Читаем La chica del tambor полностью

El día siguiente, llegó el golpe que Kurtz había estado esperando y que todavía no podía evitar. Fue terrible, aunque útil a sus fines. Un joven poeta israelita que visitaba la Universidad de Leyden, en Holanda, en donde iba a recibir una distinción, fue destrozado a la hora del desayuno, por una bomba en un paquete que fue entregado en el hotel en que se hospedaba, en la mañana del día en que cumplía veinticinco años. Kurtz estaba en su despacho cuando llegó la noticia, y la recibió igual que un veterano boxeador encaja un duro golpe: se tambaleó, se le cerraron los ojos durante un instante, y al cabo de pocas horas ya estaba en el despacho de Gavron, con un montón de carpetas bajo el brazo y dos versiones de su plan de operaciones en la otra mano, una de ellas para Gavron y la otra, mucho más vaga, para el comité de dirección de Gavron, integrado por nerviosos políticos y por generales ansiosos de guerras.

Lo que ocurrió entre los dos hombres no se supo, ya que tanto Kurtz como Gavron no eran hombres dados a hacer confidencias. Pero la mañana siguiente, Kurtz comenzó a actuar abiertamente, sin duda gozando de permiso para ello, con el fin de reclutar más efectivos. Para ello utilizó como intermediario al diligente Litvak, que era sabra y un funcionario del servicio desde los pies a la cabeza, capaz de moverse debidamente entre los altamente motivados jóvenes del equipo de Gavron, a los que Kurtz, personalmente, estimaba un tanto rígidos y de difícil manejo. El miembro más joven de esta familia rápidamente reunida era Oded, de veintitrés años de edad, procedente del mismo kibbutz de Litvak, y graduado, lo mismo que éste, en el prestigioso Sayeret. El mayor tenía setenta años de edad, era georgiano y se llamaba Bougaschwili, aun cuando, para abreviar, le llamaban Schwili. Schwili tenía una calva brillante y pulida y era cargado de hombros.
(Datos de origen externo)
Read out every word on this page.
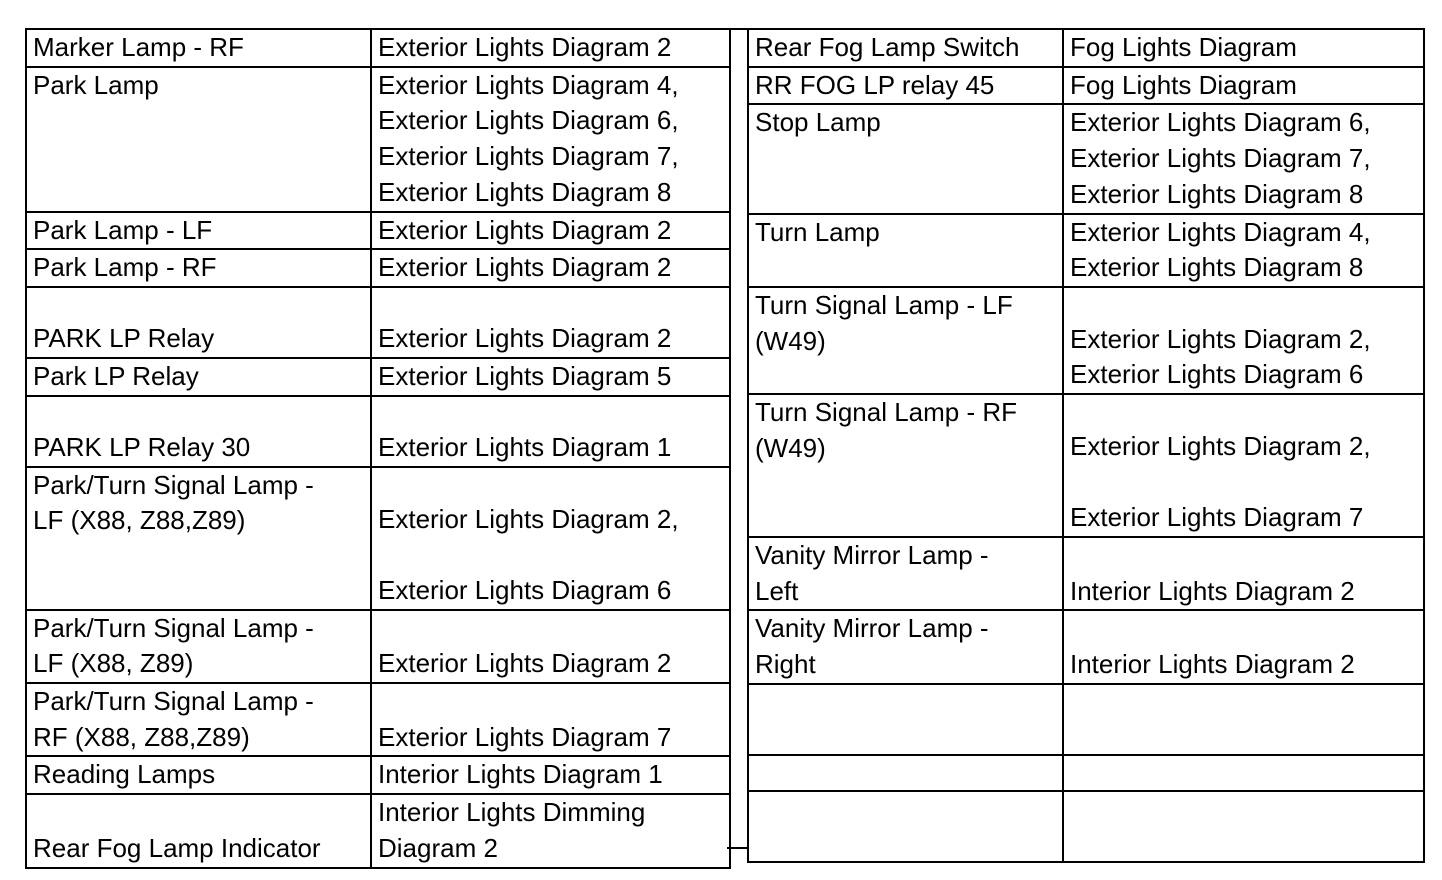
Marker Lamp - RF	Exterior Lights Diagram 2
Park Lamp	Exterior Lights Diagram 4,
Exterior Lights Diagram 6,
Exterior Lights Diagram 7,
Exterior Lights Diagram 8
Park Lamp - LF	Exterior Lights Diagram 2
Park Lamp - RF	Exterior Lights Diagram 2
PARK LP Relay	Exterior Lights Diagram 2
Park LP Relay	Exterior Lights Diagram 5
PARK LP Relay 30	Exterior Lights Diagram 1
Park/Turn Signal Lamp -
LF (X88, Z88,Z89)	Exterior Lights Diagram 2,

Exterior Lights Diagram 6
Park/Turn Signal Lamp -
LF (X88, Z89)	Exterior Lights Diagram 2
Park/Turn Signal Lamp -
RF (X88, Z88,Z89)	Exterior Lights Diagram 7
Reading Lamps	Interior Lights Diagram 1
Rear Fog Lamp Indicator	Interior Lights Dimming
Diagram 2
Rear Fog Lamp Switch	Fog Lights Diagram
RR FOG LP relay 45	Fog Lights Diagram
Stop Lamp	Exterior Lights Diagram 6,
Exterior Lights Diagram 7,
Exterior Lights Diagram 8
Turn Lamp	Exterior Lights Diagram 4,
Exterior Lights Diagram 8
Turn Signal Lamp - LF
(W49)	Exterior Lights Diagram 2,
Exterior Lights Diagram 6
Turn Signal Lamp - RF
(W49)	Exterior Lights Diagram 2,

Exterior Lights Diagram 7
Vanity Mirror Lamp -
Left	Interior Lights Diagram 2
Vanity Mirror Lamp -
Right	Interior Lights Diagram 2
Solía llevar pantalones de payaso, es decir muy largos en el escroto y de perneras cortas. Su raro aspecto quedaba coronado por un negro sombrero de alas vueltas que solía lucir tanto al aire libre como en lugares cerrados. Schwili había comenzado su carrera en los oficios de contrabandista y timador, profesiones en modo alguno raras en su región natal, pero hacia la mitad del camino de la vida se especializó en falsificaciones de toda índole. Llevó a cabo su mayor hazaña en la Lubianka, en donde falsificó documentos para sus compañeros de reclusión utilizando al efecto números atrasados de Pravda, cuyo papel maceró, fabricando de esta manera su propio papel virgen. Después de ser por fin liberado, Schwili había aplicado su talento al mundo de las bellas artes, tanto en concepto de falsificador como en concepto de perito, contratado por las más destacadas galerías. Aseguraba que varias veces había tenido el placer de certificar la autenticidad de cuadros por el falsificados. Kurtz amaba a Schwili, y siempre que tenía diez minutos libres, salía en su compañía y le llevaba a una heladería que se encontraba al pie de la colina, en donde le invitaba a un helado doble de caramelo, que era el helado que más gustaba a Schwili.
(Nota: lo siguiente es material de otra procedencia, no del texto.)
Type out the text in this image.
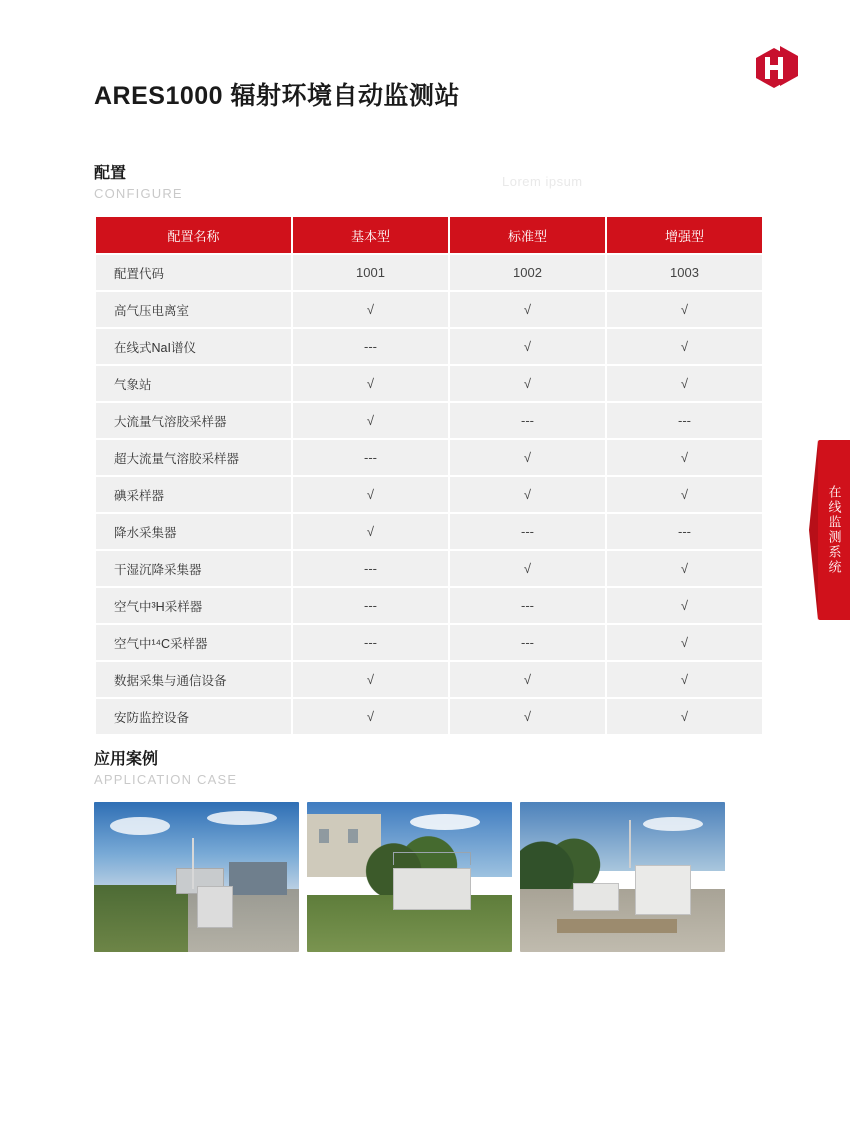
ARES1000 辐射环境自动监测站
配置
CONFIGURE
Lorem ipsum
配置名称	基本型	标准型	增强型
配置代码	1001	1002	1003
高气压电离室	√	√	√
在线式NaI谱仪	---	√	√
气象站	√	√	√
大流量气溶胶采样器	√	---	---
超大流量气溶胶采样器	---	√	√
碘采样器	√	√	√
降水采集器	√	---	---
干湿沉降采集器	---	√	√
空气中³H采样器	---	---	√
空气中¹⁴C采样器	---	---	√
数据采集与通信设备	√	√	√
安防监控设备	√	√	√
应用案例
APPLICATION CASE
在线监测系统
Kurtz también suministró a Schwili los dos ayudantes más insólitos que quepa imaginar. El primero de ellos -descubrimiento de Litvak- era un graduado de la Universidad de Londres, llamado Leon, israelita que, por razones ajenas a su voluntad, tuvo una infancia inglesa, debido a que su padre era un dirigente de kibbutz que fue enviado a Europa, como representante de una cooperativa de marketing. En Londres, Leon cogió aficiones literarias, dirigió un semanario y publicó una novela que pasó totalmente inadvertida. Los tres años de servicio militar obligatorio en Israel le dejaron en estado de tremenda depresión. Cuando fue licenciado, Leon aterrizó en Tel Aviv, en donde comenzó a trabajar en uno de esos semanarios intelectuales que nacen y mueren como las moscas. Leon terminó escribiendo él solito el semanario entero. De todas maneras, entre los jóvenes de Tel Aviv, claustrofóbicos y obsesionados con la paz, Leon experimentó un profundo despertar de su identidad en cuanto a judío y, juntamente con ello, el ardiente deseo de desembarazar a Israel de sus enemigos pasados y futuros.

Kurtz le dijo: «A partir de ahora, escribirás para mí. No tendrás muchos lectores, pero, por lo menos, tu trabajo será apreciado.»